«Prévenir une prochaine épidémie implique inévitablement de repenser l’action publique en élaborant un plan de sortie de l’élevage intensif.»
Dans une lettre ouverte publiée ce vendredi 15 janvier, l’association de protection animale L214 a interpellé Emmanuel Macron sur la nécessité d’agir pour sortir de ce système de production. Pour l’association, qui a également lancé une pétition, «une telle initiative viserait à suspendre immédiatement la construction ou l’extension des élevages intensifs et industriels qui confinent les animaux dans des bâtiments fermés, dans des cages, les forçant à vivre dans des conditions de promiscuité extrêmes.»
Dans ce plan, L214 plaide notamment en faveur d’une «réduction de la consommation des produits carnés» en développant «une végétalisation d’ampleur de l’alimentation en restauration collective publique ou privée.»
Des lobbys puissants qui maintiennent le statu quo?
Pour Muriel Arnal, présidente fondatrice de One Voice, association de défense des droits des animaux, la «société doit changer»: l’élevage intensif «n’est plus un modèle viable et acceptable», affirme-t-elle. Alors, comment expliquer qu’il n’y ait pas encore eu de changement en la matière?
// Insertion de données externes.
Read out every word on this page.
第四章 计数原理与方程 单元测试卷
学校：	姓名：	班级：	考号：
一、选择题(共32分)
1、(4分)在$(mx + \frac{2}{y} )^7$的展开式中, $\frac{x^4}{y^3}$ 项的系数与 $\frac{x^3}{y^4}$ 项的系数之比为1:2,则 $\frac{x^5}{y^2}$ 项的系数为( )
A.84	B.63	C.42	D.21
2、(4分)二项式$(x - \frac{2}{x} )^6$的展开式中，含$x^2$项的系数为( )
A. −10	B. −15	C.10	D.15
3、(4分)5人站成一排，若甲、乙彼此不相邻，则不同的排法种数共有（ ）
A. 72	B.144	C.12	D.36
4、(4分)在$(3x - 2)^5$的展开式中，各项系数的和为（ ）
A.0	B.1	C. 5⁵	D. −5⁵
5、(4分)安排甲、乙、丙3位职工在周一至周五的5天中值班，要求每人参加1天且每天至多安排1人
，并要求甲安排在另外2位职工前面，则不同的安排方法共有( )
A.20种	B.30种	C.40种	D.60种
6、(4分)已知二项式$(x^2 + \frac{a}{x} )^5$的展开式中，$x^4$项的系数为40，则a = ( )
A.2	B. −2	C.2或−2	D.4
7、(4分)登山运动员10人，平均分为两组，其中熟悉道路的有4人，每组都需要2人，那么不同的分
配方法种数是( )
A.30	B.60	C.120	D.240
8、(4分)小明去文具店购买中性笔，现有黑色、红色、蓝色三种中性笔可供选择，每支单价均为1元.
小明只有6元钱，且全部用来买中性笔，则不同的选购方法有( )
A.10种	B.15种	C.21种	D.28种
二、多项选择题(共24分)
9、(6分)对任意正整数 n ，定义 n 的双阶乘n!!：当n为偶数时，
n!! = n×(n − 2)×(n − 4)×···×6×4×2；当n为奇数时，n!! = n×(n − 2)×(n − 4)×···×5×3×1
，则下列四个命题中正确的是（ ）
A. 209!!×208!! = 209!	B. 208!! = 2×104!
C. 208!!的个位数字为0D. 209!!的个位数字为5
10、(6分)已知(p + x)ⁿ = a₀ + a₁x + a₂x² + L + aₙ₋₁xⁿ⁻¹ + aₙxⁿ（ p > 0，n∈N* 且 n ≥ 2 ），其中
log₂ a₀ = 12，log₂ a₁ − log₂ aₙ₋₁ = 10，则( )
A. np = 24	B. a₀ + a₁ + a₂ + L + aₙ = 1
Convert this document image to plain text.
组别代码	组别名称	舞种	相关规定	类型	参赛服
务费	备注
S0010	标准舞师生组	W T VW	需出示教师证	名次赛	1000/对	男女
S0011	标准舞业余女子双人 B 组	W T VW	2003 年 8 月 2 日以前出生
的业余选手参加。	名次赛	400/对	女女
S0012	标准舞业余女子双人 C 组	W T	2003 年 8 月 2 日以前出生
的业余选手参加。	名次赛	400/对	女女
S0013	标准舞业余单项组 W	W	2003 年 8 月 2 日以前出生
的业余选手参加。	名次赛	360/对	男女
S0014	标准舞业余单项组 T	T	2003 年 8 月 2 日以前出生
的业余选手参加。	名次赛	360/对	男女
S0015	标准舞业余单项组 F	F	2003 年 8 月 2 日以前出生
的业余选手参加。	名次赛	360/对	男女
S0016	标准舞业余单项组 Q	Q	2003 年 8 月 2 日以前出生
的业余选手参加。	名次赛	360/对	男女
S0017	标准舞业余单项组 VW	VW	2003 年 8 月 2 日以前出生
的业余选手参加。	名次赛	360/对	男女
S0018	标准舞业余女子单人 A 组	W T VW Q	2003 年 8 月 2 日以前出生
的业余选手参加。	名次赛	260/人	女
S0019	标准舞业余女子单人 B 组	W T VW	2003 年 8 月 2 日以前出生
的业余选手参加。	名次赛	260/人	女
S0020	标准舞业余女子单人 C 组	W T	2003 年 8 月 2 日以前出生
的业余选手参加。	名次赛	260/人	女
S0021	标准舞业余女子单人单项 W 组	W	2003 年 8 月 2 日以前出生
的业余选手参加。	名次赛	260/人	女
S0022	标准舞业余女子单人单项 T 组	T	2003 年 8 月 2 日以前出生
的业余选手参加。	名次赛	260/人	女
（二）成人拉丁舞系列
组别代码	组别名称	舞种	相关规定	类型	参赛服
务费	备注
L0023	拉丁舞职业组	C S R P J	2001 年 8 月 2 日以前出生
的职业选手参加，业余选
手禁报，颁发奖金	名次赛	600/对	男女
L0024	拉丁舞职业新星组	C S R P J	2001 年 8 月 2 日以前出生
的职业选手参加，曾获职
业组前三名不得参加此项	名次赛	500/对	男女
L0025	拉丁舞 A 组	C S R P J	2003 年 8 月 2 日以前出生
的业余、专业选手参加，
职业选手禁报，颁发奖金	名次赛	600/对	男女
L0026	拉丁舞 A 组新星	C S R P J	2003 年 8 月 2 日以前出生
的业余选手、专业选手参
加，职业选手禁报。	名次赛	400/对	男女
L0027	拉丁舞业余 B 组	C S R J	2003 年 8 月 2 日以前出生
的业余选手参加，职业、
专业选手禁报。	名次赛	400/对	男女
Pour elle, l’explication se trouve du côté des lobbys qui veulent maintenir le statu quo.
«Quand les lobbys sont puissants et écoutés et qu’il n’y a pas de volonté, c’est un cercle vicieux qui se met en place. On se retrouve avec deux camps opposés alors que cela devrait être aussi le choix des agriculteurs de travailler différemment.»
Néanmoins, comme l’explique la militante de la cause animale, les éleveurs ne doivent pas assumer seuls le poids d’un éventuel changement des pratiques, qui peut avoir des répercussions sur l’environnement.
«On constate les problèmes des algues vertes en Bretagne, de la pollution. Malheureusement, il n’y a pas de volonté politique pour accompagner les agriculteurs, les éleveurs, qui ont pris des habitudes, qui à la limite ne se posent pas de questions et n’ont pas envie de changer. L’État doit les aider à évoluer, car c’est dans l’intérêt général», avance Muriel Arnal.
Une position partagée par L214, qui propose notamment de les accompagner «vers des productions alternatives, vers une reconversion dans le domaine de leur choix et en redirigeant les aides pour enfin soutenir des systèmes moins intensifs.»
Prévenir les nouvelles zoonoses
Par ailleurs, pour la fondatrice de One Voice, la crise du Covid-19 met en exergue la nécessité de modifier les systèmes de production.
«On connait la dangerosité de l’élevage intensif, notamment à cause des zoonoses [maladies transmises par l’animal à l’homme, ndlr]. Les cochons, par exemple, sont porteurs d’énormément de maladies pouvant potentiellement toucher les humains.»
Selon l’Organisation mondiale de la santé (OMS), la majorité (60%) des maladies infectieuses humaines sont zoonotiques.
«C’est le plus grand risque des fermes industrielles pour la santé humaine.»
Or, d’autres facteurs tels que le changement climatique, la «demande humaine accrue en protéines animales», ou encore «l’intensification de pratiques agricoles non durables» favoriseraient l’émergence des maladies zoonotiques, pointait un rapport du Programme des Nations unies pour l’environnement (PNUE), publié en juillet dernier.
Autant d’éléments qui font dire à Muriel Arnal:
«Est-ce que l’on a encore le temps d’attendre pour changer nos pratiques?»